Yazının başlığını önce “Devletin tepesinde çatlak” yaptım.
Bir daha okudum. Kesmedi. Yukarıda gördüğünüz gibi değiştirdim.
Birinin sözlerinin henüz dumanı tüterken öteki besbelli ki ona
cevap verdi ve dumanı tüten sözlerle onun üstüne binen cevap
arasında üstü örtülemez, farklı yorumlanamaz bir zıtlık var.

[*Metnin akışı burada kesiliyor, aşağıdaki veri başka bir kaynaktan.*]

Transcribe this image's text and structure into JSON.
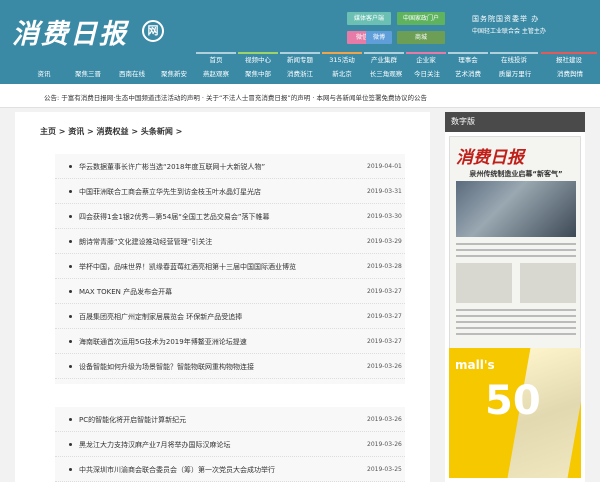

O yüzden ortaya çıkanı “çatlak” terimi ile niteleyemeyiz. Çünkü
çatlak değil yarık var; derin bir yarık.
Birinin söylediğine öteki tokat gibi bir cevap yapıştırıyor ve bu
bir kahvehane ya da meyhane sohbeti değil. “Biri” dediğim devletin
yürütme erkinin en tepesindeki Başbakan. “Öteki” dediğim devletin
en tepesindeki Cumhurbaşkanı.
Üstelik aralarındaki bir sohbette geçen karşılıklı cümleler değil,
kameraların önünde herkesin izlediği açıklamalar bunlar.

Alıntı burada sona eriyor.